Montag, 16. Juli 2012

Die Region Rhein-Main erleidet derzeit eine Plakatkampagne der Initiative "Ja zu FRA!", die von der Lufthansa, Fraport und Condor getragen wird. Ihr Ziel ist es, die Landebahn Nordwest des Frankfurter Flughafens aus der Kritik zu nehmen und weiteren Ausbauprojekten vorzubauen. Der Tumult um Fluglärm, den die Anrainer ertragen müssen, soll durch die Plakataktion eingedämmt werden. Dabei wird gut sichtbar, wie solcherlei wirtschaftliche Initiativen vorgehen: Sie machen den Kritiker der Zustände untragbar, weil der scheinbar gegen jede ökonomische Vernunft polemisiert.

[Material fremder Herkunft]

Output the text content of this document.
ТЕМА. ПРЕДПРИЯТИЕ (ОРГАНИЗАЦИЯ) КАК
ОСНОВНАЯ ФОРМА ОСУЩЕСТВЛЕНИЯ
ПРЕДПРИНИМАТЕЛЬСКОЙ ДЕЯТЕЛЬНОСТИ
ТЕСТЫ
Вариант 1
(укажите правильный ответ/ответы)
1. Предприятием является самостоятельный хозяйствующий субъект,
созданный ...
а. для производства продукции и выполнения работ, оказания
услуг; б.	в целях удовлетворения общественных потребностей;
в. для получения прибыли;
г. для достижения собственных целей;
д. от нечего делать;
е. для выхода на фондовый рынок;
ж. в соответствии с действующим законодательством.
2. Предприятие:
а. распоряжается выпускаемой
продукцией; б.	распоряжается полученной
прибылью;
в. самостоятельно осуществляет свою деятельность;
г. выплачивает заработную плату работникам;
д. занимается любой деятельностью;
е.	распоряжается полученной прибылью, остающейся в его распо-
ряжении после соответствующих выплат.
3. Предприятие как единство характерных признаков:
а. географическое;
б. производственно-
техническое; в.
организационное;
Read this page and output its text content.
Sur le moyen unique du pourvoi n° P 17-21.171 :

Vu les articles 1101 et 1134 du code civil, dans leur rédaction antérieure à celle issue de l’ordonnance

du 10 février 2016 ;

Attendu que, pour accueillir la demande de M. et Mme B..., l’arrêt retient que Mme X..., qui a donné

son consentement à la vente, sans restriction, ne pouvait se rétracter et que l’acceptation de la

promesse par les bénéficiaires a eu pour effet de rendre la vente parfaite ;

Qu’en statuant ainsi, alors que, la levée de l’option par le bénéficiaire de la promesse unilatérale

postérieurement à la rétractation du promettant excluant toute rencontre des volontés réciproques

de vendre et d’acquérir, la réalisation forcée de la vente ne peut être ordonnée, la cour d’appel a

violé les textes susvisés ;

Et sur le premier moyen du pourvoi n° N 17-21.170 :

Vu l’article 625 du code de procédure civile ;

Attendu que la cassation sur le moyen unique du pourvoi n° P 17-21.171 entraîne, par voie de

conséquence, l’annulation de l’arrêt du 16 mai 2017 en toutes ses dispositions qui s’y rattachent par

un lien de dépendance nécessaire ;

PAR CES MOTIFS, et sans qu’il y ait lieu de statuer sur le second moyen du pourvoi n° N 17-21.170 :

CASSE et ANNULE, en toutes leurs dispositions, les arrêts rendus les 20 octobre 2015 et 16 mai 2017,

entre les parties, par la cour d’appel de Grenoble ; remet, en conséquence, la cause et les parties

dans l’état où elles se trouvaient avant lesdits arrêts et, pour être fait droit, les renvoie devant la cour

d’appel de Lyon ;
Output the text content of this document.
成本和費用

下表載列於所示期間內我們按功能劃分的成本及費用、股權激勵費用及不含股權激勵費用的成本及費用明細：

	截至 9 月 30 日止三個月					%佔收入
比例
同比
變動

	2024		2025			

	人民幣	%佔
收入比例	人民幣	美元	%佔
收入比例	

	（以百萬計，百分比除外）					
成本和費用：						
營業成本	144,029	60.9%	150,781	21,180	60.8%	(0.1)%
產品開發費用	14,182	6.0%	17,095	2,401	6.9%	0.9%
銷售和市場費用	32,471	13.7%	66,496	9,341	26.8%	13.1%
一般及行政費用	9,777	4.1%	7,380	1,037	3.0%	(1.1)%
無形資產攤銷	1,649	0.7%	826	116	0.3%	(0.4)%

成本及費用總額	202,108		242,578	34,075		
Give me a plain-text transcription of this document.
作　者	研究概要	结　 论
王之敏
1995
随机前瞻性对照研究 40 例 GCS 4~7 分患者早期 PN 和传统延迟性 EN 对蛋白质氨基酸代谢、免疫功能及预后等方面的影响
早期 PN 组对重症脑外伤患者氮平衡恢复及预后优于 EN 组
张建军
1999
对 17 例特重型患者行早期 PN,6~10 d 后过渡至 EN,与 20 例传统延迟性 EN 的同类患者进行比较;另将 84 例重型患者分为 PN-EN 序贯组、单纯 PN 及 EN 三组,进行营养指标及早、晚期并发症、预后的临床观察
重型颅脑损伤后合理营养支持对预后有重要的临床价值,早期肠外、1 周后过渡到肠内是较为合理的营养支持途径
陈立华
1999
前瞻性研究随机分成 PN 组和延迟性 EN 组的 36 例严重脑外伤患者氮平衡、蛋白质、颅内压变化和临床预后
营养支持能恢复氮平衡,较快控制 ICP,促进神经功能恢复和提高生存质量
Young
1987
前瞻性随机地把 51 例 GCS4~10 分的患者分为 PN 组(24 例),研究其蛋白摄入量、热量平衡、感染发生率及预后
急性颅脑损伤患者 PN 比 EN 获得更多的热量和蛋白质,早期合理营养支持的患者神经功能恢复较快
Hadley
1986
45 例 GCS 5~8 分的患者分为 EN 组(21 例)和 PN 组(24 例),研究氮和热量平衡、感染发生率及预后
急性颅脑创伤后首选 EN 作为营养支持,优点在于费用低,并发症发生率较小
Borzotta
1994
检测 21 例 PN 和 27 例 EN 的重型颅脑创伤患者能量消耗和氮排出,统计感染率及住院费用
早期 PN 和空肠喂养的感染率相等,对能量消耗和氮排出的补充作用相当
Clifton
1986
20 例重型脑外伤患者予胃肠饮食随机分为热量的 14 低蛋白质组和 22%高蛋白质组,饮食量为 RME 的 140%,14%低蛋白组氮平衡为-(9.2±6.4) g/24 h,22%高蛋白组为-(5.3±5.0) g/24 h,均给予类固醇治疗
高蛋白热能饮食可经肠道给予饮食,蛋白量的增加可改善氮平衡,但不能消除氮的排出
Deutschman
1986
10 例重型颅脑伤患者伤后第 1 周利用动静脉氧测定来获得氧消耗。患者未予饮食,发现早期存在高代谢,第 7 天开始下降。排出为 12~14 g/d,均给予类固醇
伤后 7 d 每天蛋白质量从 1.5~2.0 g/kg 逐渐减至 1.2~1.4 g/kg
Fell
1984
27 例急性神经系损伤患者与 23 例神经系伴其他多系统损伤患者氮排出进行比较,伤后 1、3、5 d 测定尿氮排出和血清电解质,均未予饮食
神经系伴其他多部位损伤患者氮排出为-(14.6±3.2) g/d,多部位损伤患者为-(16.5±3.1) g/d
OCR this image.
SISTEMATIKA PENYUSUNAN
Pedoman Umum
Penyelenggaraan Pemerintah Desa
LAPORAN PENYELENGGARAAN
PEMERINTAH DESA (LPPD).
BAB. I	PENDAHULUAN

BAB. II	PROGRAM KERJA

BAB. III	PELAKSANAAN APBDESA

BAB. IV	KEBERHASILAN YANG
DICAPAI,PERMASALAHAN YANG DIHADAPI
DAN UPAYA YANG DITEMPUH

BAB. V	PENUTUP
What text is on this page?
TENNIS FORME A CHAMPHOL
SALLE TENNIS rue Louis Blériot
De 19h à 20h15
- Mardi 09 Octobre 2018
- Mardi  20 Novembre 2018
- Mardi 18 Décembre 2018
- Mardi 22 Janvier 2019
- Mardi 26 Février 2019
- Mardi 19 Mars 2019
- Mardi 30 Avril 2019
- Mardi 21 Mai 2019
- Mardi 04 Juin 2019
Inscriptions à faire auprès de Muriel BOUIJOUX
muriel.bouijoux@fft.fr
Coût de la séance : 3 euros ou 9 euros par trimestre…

Jedes der Plakate kennt nur eine Stoßrichtung: Der Frankfurter Flughafen ist gut zu uns - er sichert uns wirtschaftlichen Wohlstand; macht die Hotelbetten der Region voll, leert Restaurantküchen und macht Taxifahrer weniger einsam. Ohne den Flughafen suchte Sicherheitspersonal auch nicht nach Sprengstoff - und Hasso nicht nach Kokain. Er sichert Wohlstand, besser gesagt: Beschäftigung, denn das Heer an Niedriglöhnern, das auf dem Flughafen arbeitet, kommt natürlich auf den Plakaten nicht zur Geltung. Eine Win-Win-Situation also; ohne den Flughafen gäbe es keine Beschäftigung, würde die Armut blühen. Und ein Ausbau des Flughafens, so impliziert die Initiative, würde noch mehr Menschen daran teilhaben lassen. Weitere Landebahnen bedeuteten noch mehr gefüllte Restaurants, noch mehr volle Betten und noch mehr Freier für Frankfurts Milieu. Wachstum macht Wohlstand...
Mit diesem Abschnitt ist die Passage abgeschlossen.